Antes de irmos às previsões, é importante perceber como é feita a votação. Cada ramo da academia vota para nomear os seus favoritos dentro da sua categoria. Depois das nomeações serem reveladas, todos os membros da academia podem votar em todas as categorias. Neste momento, a Academia tem 9905 membros votantes, e estima-se que apenas cerca de 60% o façam. Desde 2009 que a Academia de Artes e Ciências Cinematográficas introduziu o sistema de votação de boletim preferencial para o prémio de melhor filme, em que cada votante faz um ranking dos filmes nomeados, o que torna tudo mais imprevisível. Se nenhum filme receber 50% dos votos, o filme com menos votos no geral é excluído e os votos de quem tinha o filme excluído em primeiro no seu boletim são reatribuídos ao filme que escolheu em segundo, e assim sucessivamente até um filme reunir 50% de consenso. Com este sistema, pode não ganhar o filme preferido, aquele que é colocado mais vezes em primeiro, e assim aquele que é mais consensual, ou seja, um filme que fique muitas vezes em segundo e terceiro nos boletins. Isto explica algumas vitórias inéditas dos últimos anos como Everything Everywhere All At Once ou Coda.

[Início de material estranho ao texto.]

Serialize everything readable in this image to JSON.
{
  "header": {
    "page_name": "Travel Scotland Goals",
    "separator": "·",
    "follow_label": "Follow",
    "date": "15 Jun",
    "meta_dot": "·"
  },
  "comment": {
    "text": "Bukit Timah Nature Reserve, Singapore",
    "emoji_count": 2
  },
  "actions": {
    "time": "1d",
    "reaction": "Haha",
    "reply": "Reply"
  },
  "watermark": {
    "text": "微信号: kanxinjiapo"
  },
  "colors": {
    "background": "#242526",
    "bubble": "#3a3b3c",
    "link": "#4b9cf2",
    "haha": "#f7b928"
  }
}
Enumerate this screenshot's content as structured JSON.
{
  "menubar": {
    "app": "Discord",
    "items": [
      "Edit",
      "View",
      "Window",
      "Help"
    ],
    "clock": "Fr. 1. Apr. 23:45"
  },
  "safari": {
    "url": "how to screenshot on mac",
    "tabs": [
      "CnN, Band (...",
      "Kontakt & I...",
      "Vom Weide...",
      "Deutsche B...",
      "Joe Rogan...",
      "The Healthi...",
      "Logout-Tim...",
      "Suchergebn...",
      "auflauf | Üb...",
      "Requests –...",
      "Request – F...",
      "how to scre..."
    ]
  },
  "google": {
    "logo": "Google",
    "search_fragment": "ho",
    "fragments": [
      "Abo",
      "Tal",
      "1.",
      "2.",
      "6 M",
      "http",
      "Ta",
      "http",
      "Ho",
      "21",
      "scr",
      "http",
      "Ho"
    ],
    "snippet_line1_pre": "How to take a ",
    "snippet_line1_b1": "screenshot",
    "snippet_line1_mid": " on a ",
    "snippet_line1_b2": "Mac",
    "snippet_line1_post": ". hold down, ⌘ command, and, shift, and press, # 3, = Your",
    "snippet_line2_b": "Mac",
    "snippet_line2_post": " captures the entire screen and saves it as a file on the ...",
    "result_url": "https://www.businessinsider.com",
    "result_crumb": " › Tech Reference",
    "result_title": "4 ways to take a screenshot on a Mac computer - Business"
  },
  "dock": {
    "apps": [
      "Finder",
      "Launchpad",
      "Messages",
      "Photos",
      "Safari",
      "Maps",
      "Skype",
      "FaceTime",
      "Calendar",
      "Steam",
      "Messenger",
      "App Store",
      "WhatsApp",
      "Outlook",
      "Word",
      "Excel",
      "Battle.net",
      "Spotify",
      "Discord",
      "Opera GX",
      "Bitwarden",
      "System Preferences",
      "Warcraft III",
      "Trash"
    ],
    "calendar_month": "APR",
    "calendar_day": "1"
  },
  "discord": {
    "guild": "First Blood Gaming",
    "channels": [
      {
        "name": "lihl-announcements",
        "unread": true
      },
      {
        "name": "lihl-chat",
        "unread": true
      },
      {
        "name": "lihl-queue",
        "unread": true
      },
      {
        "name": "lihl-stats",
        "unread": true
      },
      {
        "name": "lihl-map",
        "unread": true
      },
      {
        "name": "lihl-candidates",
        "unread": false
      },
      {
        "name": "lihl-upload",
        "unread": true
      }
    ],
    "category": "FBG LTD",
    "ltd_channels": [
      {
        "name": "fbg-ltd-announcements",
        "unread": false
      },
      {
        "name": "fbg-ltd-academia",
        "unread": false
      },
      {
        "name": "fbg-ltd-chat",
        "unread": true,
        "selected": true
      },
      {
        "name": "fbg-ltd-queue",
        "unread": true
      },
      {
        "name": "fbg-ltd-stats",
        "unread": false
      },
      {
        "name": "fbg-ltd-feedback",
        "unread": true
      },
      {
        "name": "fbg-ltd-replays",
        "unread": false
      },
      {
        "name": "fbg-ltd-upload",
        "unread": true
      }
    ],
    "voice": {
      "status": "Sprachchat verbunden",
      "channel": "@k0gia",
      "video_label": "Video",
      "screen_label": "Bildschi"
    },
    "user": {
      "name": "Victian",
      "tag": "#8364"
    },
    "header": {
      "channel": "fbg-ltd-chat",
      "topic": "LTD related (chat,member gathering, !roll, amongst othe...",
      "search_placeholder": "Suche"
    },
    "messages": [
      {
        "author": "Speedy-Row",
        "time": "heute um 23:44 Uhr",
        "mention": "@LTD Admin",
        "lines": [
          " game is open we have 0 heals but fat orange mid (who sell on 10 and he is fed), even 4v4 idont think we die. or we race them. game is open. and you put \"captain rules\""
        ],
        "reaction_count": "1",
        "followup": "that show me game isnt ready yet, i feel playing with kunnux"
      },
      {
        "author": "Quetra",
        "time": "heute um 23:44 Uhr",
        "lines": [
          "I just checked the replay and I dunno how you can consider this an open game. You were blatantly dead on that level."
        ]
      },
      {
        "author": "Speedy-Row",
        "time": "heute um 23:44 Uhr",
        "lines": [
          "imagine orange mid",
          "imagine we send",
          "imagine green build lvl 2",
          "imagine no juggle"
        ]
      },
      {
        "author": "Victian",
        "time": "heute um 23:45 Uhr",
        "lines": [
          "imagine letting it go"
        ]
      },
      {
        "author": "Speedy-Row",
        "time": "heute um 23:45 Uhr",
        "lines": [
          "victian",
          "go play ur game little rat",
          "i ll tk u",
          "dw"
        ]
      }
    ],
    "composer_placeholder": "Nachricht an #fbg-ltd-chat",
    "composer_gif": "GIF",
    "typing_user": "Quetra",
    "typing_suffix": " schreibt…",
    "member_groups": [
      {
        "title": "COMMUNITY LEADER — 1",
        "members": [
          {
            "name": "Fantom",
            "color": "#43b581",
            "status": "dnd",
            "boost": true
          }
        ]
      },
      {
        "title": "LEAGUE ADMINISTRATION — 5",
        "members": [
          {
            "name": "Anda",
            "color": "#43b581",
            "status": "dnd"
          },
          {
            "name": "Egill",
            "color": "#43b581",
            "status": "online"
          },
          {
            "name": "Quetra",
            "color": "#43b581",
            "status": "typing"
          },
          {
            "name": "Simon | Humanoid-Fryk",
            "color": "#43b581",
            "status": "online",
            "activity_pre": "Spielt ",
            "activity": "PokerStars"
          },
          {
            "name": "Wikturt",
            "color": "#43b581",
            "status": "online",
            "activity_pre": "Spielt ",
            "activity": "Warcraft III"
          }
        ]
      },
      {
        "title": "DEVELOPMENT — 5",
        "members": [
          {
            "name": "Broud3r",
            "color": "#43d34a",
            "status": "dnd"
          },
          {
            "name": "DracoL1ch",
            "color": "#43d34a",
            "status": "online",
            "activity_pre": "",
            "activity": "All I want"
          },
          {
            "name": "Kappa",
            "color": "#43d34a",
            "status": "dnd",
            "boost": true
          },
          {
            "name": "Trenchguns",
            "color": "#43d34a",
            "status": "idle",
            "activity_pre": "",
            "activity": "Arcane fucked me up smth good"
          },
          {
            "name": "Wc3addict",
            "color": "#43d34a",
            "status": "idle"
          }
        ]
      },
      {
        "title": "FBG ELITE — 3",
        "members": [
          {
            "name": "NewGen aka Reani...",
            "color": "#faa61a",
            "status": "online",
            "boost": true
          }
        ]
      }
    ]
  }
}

Este ano, o favorito começou por ser The Brutalist, um épico de 3h30 produzido com apenas 10 milhões de dólares. Ganhou o Globo de Ouro de melhor filme dramático, e Emilia Perez ganhou o Globo de Ouro de melhor Musical ou Comédia. As nomeações aos Óscares pareciam confirmar as tendências que os Globos revelaram, mas depois tudo mudou. O motivo? Não podemos ter a certeza, mas houve duas controvérsias que parecem ter afectado estes dois filmes. A polémica de The Brutalist é, na minha opinião, uma não polémica. A produção do filme usou inteligência artificial para fundir a voz de húngaros nativos, às de Adrien Brody e Felicity Jones nas poucas ocasiões em que falam exclusivamente em húngaro. Ambos os actores aprenderam húngaro, e esta é uma ferramenta que está a ser vulgarizada na indústria. No entanto, o medo da IA e a duração longa do filme, afastou alguns membros da academia que admitiram que não viram o filme, apesar das suas 10 nomeações.
Para Emilia Perez, que também usa inteligência artificial nas vozes, a controvérsia começou há muitos meses. É uma produção francesa, que retrata como o chefe de um cartel de droga mexicano encontra a redenção depois de fazer a transição para uma mulher transexual. A comunidade mexicana e a comunidade trans acharam ofensiva a forma como foram retratados, mas a polémica só estalou verdadeiramente quando foram expostos tweets racistas de Karla Sofia Gascón, protagonista do filme, e a primeira mulher trans a ser nomeada a um Oscar de desempenho. De 13 nomeações, acredito que Emilia Perez poderá vencer dois Óscares. O Oscar de melhor filme estrangeiro, que parecia garantido, agora está em vias de ir parar a Ainda Estou Aqui, o filme biográfico de Walter Salles sobre o período da ditadura no Brasil. Se assim for, o Carnaval terá outro sabor. A Globo já anunciou que irá fazer uma pausa no sambódromo para transmitir os Óscares.
A categoria de actores secundários é das poucas em que os vencedores já parecem garantidos, pois tanto Zoe Saldana por Emilia Perez como Kieran Culkin por A Real Pain ganharam todos os prémios a que foram nomeados antes do Oscar. Curiosamente, ambos os papéis podem ser considerados principais e não secundários, uma vez que são quem tem mais tempo de ecrã nos respectivos filmes. Uma fraude de categoria que as produtoras usam para conseguirem Óscares para os seus actores, que concorrendo numa categoria principal não teriam hipótese de ganhar.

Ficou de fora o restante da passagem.